Landscape painting has been with us in the western art tradition since the Baroque era. Around then painters started having more fun with the backgrounds. Previously the landscape had been relegated to only  a supporting role to prop up flattering paintings of the local nobleman or pious saints. These new landscape painters urged us to delight in the natural world. And they help us answer some big, pesky questions- Where did we come from? Where are we now? The best of their paintings are a forceful reminder that we are part of nature, and that it is in us, right at our very core. 

Above is the 19th century German artist Caspar David Friedrich's Abby in the Snow, a painting that still gives me a little chill ever time  I see it. It's a masterpiece of gradating colors to create an almost supernatural glow to the sky. One of Friedrich's tricks is to push the darkness so forcefully into both his upper sky and into the low hanging mists on the horizon. It would look heavy handed except for his deft touch blending the edges of his clouds. He uses I suspect quite a bit of layering his pigments, and is careful to play off the overall raw umber brown hues against lighter pale yellows and touches of silvery grey off whites. 

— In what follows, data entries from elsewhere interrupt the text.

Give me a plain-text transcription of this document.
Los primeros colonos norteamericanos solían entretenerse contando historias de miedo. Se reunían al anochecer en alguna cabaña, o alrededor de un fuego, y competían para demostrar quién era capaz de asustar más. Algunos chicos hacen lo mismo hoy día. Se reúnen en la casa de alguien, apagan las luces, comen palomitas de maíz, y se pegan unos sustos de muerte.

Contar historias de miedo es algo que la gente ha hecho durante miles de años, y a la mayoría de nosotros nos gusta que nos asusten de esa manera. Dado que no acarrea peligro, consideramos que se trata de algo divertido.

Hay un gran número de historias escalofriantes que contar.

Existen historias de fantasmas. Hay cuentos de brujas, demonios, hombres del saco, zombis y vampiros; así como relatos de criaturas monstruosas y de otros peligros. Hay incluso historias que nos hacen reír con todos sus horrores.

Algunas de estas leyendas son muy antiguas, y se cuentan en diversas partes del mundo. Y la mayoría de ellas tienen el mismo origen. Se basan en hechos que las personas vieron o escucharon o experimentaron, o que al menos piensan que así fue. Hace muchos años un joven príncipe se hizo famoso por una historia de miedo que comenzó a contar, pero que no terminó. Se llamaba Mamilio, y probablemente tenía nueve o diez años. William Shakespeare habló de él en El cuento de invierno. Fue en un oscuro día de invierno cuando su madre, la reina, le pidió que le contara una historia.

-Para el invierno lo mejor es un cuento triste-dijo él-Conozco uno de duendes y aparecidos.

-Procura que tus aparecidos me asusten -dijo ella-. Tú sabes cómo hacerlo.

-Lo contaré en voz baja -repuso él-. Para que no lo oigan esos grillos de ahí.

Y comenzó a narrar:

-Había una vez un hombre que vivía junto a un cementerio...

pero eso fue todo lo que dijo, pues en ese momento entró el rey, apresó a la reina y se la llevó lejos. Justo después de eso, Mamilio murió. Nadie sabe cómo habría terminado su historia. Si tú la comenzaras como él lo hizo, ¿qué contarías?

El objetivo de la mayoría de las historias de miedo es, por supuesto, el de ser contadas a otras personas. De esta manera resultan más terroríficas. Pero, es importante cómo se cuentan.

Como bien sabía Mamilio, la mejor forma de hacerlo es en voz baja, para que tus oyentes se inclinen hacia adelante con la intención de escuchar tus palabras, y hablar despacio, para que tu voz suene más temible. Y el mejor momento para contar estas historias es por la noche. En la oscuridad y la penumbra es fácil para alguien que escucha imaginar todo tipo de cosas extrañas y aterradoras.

The real kicker though has to be how he contrasts all his diaphanous clouds against some of the most craggy and sharp-pointed trees ever painted. Coaxing this kind of sharpness and that extremely delicate softness to cooperate as he does is a terrific achievement.

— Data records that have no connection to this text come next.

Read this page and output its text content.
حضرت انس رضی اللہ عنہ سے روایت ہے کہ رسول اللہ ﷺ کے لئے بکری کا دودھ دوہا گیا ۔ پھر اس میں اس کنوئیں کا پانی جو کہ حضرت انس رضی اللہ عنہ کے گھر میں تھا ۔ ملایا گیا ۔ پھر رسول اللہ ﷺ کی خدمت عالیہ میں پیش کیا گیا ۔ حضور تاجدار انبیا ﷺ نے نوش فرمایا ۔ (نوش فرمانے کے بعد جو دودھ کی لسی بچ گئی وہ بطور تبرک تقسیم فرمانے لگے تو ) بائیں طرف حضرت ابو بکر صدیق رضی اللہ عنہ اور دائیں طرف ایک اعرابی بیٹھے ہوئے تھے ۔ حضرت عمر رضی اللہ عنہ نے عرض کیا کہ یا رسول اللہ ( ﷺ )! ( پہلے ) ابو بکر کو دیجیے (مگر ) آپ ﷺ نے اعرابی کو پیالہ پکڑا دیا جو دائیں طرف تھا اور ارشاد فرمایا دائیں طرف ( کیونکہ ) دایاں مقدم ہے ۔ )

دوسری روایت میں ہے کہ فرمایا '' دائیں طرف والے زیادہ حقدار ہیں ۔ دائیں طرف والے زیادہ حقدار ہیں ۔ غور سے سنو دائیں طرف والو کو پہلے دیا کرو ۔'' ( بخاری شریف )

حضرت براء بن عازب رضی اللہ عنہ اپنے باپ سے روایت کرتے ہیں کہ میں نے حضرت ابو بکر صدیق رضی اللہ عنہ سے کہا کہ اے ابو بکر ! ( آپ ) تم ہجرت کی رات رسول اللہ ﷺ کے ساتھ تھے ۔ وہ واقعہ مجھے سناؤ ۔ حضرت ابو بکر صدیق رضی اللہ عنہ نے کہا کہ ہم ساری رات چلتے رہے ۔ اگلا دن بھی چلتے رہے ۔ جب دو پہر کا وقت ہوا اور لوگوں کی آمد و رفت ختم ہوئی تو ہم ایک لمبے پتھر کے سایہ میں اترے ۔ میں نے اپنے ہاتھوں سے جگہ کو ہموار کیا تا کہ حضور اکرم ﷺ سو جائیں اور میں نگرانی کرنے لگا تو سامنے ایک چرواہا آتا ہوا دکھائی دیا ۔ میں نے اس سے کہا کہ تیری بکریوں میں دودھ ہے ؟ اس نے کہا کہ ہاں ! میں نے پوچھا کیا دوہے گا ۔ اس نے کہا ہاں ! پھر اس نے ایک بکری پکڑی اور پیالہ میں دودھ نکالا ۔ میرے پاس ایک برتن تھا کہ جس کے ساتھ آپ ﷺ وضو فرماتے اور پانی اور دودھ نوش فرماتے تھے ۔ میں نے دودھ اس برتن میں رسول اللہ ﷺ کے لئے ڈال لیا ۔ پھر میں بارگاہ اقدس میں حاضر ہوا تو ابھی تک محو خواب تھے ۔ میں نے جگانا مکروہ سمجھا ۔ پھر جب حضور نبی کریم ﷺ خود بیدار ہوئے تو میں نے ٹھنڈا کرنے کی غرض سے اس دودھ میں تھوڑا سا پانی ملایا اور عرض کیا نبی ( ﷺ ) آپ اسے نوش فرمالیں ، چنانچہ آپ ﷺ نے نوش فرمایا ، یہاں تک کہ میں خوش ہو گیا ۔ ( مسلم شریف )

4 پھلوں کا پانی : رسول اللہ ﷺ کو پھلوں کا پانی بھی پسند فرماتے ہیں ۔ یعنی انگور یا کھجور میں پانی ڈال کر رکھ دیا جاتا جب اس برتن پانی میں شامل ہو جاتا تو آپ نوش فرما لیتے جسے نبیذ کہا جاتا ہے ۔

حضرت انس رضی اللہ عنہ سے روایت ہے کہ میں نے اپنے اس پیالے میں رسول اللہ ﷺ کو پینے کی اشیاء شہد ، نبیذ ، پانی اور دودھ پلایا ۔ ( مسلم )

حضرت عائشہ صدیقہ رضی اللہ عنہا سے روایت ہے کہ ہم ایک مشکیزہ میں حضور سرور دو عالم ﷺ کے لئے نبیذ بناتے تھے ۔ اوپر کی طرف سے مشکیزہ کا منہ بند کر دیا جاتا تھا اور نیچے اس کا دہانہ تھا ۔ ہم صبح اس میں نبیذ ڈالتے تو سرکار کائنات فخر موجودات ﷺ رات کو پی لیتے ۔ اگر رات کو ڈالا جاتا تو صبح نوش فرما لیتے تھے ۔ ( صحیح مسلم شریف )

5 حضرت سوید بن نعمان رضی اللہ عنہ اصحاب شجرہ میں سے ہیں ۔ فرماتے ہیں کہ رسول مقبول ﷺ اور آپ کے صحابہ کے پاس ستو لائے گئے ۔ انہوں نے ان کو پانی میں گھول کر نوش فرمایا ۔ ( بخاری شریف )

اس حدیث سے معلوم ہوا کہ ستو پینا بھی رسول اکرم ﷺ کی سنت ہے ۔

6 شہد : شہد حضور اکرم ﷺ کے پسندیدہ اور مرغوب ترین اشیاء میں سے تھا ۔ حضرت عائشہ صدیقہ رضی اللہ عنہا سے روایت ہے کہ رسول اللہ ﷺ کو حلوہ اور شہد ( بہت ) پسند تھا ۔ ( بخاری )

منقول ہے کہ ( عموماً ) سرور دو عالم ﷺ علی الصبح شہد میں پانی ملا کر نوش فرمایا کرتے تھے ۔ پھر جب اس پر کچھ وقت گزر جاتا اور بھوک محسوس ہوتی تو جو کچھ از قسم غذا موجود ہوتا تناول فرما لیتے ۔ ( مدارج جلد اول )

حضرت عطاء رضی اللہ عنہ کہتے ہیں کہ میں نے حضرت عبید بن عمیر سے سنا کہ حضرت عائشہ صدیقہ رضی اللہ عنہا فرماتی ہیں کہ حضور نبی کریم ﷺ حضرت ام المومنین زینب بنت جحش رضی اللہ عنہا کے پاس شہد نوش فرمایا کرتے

Those thorn-like branches get a very different handling in the American painter Charles Burchfield's watercolor from 1917- 20, The Insect Chorus. Where Friedrich wrapped his tree trunks up in a blanket of brooding dark along his misty horizon, Burchfield goes just the other way. His trunks and branches all stand out sharp and clear from their snowy field and the light cream sky. This could have left him with just a randomly assorted mess. But look at how he carefully masses some of the branches together into tight clumps (the top of the highest tree looks like it might have had two squirrel nests in it). And he deliberately pushes some branches into a decided red while leaving others in the more expected dark greys. 

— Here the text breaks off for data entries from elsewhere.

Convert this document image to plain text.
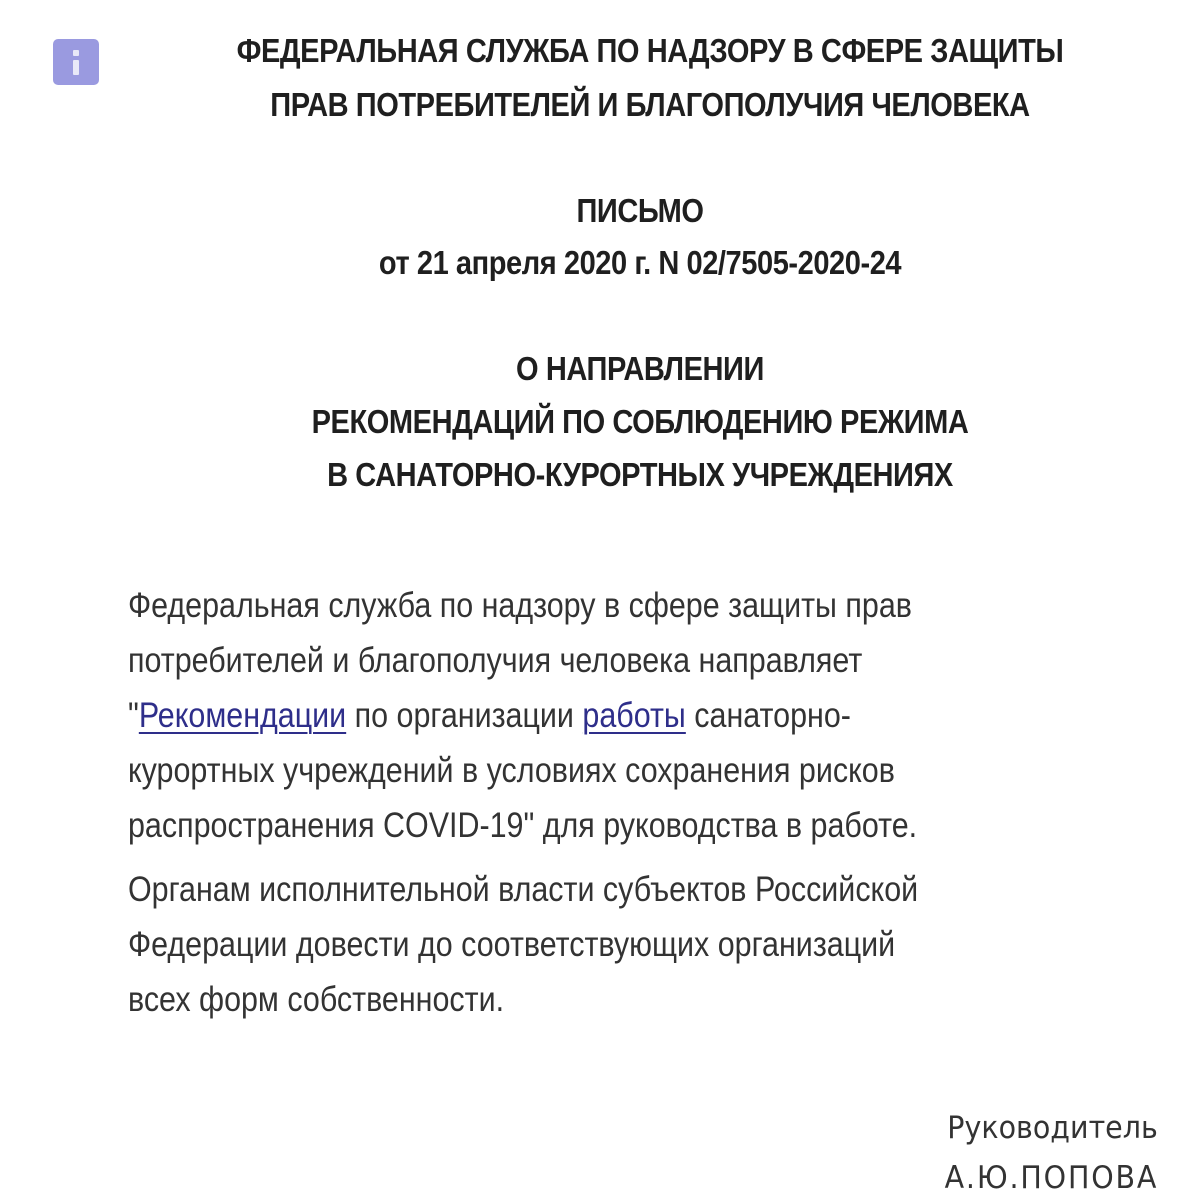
ФЕДЕРАЛЬНАЯ СЛУЖБА ПО НАДЗОРУ В СФЕРЕ ЗАЩИТЫ
ПРАВ ПОТРЕБИТЕЛЕЙ И БЛАГОПОЛУЧИЯ ЧЕЛОВЕКА
ПИСЬМО
от 21 апреля 2020 г. N 02/7505-2020-24
О НАПРАВЛЕНИИ
РЕКОМЕНДАЦИЙ ПО СОБЛЮДЕНИЮ РЕЖИМА
В САНАТОРНО-КУРОРТНЫХ УЧРЕЖДЕНИЯХ
Федеральная служба по надзору в сфере защиты прав
потребителей и благополучия человека направляет
"Рекомендации по организации работы санаторно-
курортных учреждений в условиях сохранения рисков
распространения COVID-19" для руководства в работе.
Органам исполнительной власти субъектов Российской
Федерации довести до соответствующих организаций
всех форм собственности.
Руководитель
А.Ю.ПОПОВА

Burchfield knows the expressive power of herding a multitude of individual forms into groups and keeping them there. In a way there's a wild abandon to the painting. But it also shows a firm hand orchestrating the clustering together of his colors and tones. My guess is Burchfield even consciously thought of himself as a conductor (it is titled The Insect Chorus after all).





And here is one of my pieces, a 9 x 12" vine charcoal drawing titled Land's End Inn. We were staying in a B&B in Provincetown of that name. Its gardens in back of the Inn were a little overgrown and felt a touch menacing. Perhaps these trees were descendants of the forests that so inspired our friends Friedrich and Burchfield.

In my composition I've chosen to put the emphasis on just some of the many branches. Completely eliminated are all details from the house except for its looming silhouette. A painting or a drawing can't be about everything- the artist has to choose just the best few notes that will sound together as the most resonant chord. I kept wiping out architectural details from the building as they felt intrusive on the simpler duet between my thicket of trees and the darks of the house.

Someone asked me if I was thinking about Norman Bates from Alfred Hithcock's film Psycho when I was working on this drawing. Well...yes. Cue the creepy music.